Many countries have education acts that say students have a right to participate. But how can teachers put this into practise? Kjersti Engelstad Stokke – administrative head of studies and economics teacher at Sandvika Upper Secondary School in Norway – lets her students actively participate when creating semester plans in itslearning.


Kjersti Engelstad Stokke at the Share & Use Conference in 2010.

The first time Kjersti involved the students in planning, she spent five with her students in a brainstorming session. Involving students in such a project requires careful planning – you cannot relax and leave everything to the students. For Kjersti, the preliminary work included mapping skill targets, the curriculum, text books and other relevant learning resources.

Highly engaged learners

Kjersti was nominated in the category Creative use of itslearning at the Share & Use Conference in Sandvika, Norway, in 2010. You can read more about the planning on Kjersti’s blog Ceteris Paribus (in Norwegian) where she describes in detail how she involved her students."In order to create engagement and stimulate the pupils' curiosity, I created a poll in itslearning a couple of days before in which I asked what part of the subject they looked forward to," says Kjersti.

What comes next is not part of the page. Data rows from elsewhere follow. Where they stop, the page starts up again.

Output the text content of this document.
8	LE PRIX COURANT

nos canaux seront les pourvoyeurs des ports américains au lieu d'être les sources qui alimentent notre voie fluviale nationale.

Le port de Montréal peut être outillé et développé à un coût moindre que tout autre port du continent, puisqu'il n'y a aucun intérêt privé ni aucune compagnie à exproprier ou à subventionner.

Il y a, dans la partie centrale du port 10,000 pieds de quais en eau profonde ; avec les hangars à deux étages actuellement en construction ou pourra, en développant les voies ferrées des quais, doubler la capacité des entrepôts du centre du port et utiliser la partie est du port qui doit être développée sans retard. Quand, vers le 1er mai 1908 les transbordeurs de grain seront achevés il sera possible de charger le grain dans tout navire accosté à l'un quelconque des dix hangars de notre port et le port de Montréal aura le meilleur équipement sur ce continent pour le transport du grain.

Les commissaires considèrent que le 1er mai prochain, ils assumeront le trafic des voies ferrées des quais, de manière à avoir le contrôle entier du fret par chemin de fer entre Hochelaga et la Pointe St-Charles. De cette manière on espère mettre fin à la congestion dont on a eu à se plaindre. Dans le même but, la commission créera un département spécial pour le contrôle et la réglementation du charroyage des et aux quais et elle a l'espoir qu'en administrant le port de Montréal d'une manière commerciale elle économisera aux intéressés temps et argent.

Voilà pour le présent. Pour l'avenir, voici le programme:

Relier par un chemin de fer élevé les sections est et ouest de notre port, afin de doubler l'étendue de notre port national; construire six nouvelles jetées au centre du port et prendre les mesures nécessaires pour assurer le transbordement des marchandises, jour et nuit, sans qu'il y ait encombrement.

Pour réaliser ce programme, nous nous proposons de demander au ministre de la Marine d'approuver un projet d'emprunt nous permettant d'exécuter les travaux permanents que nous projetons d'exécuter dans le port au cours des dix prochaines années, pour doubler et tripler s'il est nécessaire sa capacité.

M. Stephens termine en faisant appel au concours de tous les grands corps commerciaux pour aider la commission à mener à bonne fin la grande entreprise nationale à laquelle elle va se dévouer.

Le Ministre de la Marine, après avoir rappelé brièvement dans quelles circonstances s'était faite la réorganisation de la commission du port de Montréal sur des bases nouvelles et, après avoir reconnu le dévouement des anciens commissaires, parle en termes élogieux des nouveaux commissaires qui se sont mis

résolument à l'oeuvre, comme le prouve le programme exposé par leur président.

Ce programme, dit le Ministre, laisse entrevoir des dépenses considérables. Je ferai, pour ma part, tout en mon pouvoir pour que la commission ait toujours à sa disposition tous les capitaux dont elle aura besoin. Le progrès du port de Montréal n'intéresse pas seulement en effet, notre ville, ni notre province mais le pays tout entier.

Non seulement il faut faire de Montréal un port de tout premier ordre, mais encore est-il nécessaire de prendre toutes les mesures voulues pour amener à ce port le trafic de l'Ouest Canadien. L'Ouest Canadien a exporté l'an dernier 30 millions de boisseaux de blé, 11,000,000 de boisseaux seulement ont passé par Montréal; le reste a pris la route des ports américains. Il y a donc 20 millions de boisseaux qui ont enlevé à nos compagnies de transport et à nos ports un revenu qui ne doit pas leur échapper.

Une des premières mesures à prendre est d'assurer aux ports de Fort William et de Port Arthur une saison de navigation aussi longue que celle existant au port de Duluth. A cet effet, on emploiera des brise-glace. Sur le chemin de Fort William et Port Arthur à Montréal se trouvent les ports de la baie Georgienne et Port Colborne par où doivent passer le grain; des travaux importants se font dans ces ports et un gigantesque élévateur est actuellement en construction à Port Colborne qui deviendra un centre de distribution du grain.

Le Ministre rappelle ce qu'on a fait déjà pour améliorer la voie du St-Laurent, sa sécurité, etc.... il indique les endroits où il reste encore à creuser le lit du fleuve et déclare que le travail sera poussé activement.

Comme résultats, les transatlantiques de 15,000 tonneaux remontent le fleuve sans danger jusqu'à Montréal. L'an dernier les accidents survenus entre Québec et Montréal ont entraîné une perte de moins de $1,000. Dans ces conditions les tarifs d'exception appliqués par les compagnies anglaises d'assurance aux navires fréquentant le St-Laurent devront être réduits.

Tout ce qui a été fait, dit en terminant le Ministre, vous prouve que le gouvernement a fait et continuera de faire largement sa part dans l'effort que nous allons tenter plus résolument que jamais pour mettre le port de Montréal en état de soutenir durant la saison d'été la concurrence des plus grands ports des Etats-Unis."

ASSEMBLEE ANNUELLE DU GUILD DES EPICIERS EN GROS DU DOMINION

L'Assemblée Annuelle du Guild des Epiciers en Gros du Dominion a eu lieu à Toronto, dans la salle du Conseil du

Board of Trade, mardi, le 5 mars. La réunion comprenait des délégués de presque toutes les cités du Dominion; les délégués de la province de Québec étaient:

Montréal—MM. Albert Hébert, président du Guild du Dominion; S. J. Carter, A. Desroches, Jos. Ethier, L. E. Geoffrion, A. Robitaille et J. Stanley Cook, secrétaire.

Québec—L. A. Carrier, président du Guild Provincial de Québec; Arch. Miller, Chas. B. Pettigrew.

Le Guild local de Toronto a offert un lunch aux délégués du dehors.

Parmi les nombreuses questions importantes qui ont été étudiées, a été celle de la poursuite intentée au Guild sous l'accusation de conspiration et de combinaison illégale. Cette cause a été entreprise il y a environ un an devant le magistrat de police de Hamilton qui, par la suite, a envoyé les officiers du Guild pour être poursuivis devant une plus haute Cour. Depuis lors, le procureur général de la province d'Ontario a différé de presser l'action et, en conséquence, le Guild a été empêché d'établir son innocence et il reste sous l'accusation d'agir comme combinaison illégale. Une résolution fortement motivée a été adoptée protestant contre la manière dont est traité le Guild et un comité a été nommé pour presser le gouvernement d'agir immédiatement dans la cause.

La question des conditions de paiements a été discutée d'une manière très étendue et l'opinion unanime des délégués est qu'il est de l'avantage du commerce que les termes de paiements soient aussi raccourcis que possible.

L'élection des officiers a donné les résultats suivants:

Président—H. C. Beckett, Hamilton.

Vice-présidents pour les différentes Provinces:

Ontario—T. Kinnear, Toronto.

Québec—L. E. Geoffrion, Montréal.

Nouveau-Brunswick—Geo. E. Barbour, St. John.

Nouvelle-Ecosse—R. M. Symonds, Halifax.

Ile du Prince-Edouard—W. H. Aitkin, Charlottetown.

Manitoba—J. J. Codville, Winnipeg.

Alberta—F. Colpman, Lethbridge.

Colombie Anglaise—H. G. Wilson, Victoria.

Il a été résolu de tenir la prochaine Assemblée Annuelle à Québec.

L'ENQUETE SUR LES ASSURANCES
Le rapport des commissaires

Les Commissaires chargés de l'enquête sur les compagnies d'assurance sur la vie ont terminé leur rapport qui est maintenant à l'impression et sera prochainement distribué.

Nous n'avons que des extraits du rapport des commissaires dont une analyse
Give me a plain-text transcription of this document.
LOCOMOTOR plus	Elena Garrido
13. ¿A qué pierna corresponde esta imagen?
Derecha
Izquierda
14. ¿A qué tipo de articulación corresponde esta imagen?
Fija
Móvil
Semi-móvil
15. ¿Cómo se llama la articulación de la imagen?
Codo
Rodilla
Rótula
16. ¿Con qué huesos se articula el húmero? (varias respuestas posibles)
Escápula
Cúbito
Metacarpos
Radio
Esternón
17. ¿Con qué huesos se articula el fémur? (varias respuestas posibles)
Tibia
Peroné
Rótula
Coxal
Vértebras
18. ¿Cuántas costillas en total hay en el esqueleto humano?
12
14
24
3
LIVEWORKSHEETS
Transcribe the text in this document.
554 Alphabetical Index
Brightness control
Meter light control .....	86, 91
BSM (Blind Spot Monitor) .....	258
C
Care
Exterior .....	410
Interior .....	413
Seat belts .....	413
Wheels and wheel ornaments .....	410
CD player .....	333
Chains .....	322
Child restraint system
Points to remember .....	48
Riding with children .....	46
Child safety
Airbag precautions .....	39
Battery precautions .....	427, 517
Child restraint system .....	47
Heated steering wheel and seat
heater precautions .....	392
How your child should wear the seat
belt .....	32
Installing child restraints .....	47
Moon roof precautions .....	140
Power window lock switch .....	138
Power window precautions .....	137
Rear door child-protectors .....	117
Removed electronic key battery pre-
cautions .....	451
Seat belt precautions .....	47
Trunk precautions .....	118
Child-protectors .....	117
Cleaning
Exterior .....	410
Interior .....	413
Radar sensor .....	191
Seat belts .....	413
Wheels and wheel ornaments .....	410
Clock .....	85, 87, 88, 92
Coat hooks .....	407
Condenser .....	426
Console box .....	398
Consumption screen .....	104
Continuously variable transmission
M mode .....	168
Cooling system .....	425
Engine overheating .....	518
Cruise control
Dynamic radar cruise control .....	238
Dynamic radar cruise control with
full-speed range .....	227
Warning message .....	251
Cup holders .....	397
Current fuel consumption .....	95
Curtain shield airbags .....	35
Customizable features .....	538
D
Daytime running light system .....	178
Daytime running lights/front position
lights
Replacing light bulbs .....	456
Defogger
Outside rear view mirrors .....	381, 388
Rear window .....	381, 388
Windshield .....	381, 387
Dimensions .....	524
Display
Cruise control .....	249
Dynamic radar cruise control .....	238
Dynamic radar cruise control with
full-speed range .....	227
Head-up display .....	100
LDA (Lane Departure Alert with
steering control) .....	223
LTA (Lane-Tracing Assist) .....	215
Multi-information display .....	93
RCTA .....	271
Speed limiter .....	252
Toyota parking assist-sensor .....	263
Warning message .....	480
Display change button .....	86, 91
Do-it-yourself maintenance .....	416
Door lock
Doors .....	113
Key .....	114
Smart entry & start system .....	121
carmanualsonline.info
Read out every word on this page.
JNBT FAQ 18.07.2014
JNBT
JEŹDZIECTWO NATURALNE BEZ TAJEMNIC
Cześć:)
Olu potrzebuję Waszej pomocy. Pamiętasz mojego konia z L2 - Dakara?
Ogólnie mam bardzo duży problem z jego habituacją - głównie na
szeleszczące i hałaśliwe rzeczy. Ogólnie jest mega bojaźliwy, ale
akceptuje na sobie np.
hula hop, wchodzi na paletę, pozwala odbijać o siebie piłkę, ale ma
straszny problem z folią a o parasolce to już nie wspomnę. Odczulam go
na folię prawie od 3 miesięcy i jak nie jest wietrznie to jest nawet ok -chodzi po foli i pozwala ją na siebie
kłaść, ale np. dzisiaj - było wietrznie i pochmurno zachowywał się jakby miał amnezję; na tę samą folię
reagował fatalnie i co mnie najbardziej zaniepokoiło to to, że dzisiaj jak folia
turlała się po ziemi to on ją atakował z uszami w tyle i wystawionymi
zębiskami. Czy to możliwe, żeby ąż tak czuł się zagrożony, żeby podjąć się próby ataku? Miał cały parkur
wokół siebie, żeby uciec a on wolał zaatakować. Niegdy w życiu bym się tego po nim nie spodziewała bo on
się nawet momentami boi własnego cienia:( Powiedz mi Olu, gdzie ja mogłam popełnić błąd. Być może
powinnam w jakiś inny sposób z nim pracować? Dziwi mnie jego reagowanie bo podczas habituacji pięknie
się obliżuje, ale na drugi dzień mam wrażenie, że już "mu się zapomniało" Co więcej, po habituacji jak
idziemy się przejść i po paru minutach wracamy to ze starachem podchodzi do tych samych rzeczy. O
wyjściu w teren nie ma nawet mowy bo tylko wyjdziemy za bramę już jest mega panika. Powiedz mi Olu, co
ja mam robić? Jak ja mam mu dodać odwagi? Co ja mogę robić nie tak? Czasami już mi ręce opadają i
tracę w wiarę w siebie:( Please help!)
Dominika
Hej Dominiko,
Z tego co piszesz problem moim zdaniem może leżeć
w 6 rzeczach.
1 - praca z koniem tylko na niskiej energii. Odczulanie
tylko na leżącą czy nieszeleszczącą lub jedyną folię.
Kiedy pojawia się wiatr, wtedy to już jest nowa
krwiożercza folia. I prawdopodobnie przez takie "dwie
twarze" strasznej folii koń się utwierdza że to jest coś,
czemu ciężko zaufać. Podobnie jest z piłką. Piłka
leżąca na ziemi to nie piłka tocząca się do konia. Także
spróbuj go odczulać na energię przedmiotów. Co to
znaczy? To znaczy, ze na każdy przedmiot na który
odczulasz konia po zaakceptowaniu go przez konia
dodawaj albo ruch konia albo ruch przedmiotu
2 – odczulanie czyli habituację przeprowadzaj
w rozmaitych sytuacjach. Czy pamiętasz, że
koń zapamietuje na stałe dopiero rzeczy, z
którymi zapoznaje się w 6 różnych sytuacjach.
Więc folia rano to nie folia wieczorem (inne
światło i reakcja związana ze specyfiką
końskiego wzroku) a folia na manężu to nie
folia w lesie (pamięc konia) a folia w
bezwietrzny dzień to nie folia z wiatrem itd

The objective of the planning day was to let the students get to know each other, and find out more about the subject content and collaborative writing and discussion tools in itslearning. Another goal was to let them influence what training methods, assessment methods and tools to use in the course.

For the students, the main goal was to prepare a plan for the first twelve weeks of the course. They had their say in almost everything – not only what they should work with; but also how they should work, test dates, and even what kind of assessment to use.

Important discussion tool

The discussion tool proved to be important during the planning, and as an aid to help students get to know each other. Kjersti and her students wrote a short introduction about themselves, including their background and professional interests. After this introduction, the discussions focused on the plan.

"I divided my students into groups of four," Kjersti explains. "I made a discussion for each group and used the permissions to restrict other groups from accessing the discussion, because I believe that students express their opinions more in smaller groups."

The Sandvika teacher sees several advantages with the discussion tool. First of all, the students have to think about what they write – which helps them reflect on the subject content. The fact that other students can read makes them more aware of what they write. And it gives quiet and shy learners are less ‘scary’ forum to express themselves.
At the end of the day, the students evaluated the results with the itslearning survey tool. Kjersti says the results showed that the students appreciated that she involved them in the planning.

External tools integrated with itslearning

It's simple to integrate external tools in itslearning, and Kjersti used several handy tools during the planning. Mind maps – such as Mindmeister – proved useful to gather all the student’s thoughts and suggestions, or to "steer" the discussion in the classroom. Another important internal tool was Google Docs form tool – which can be added as links in itslearning.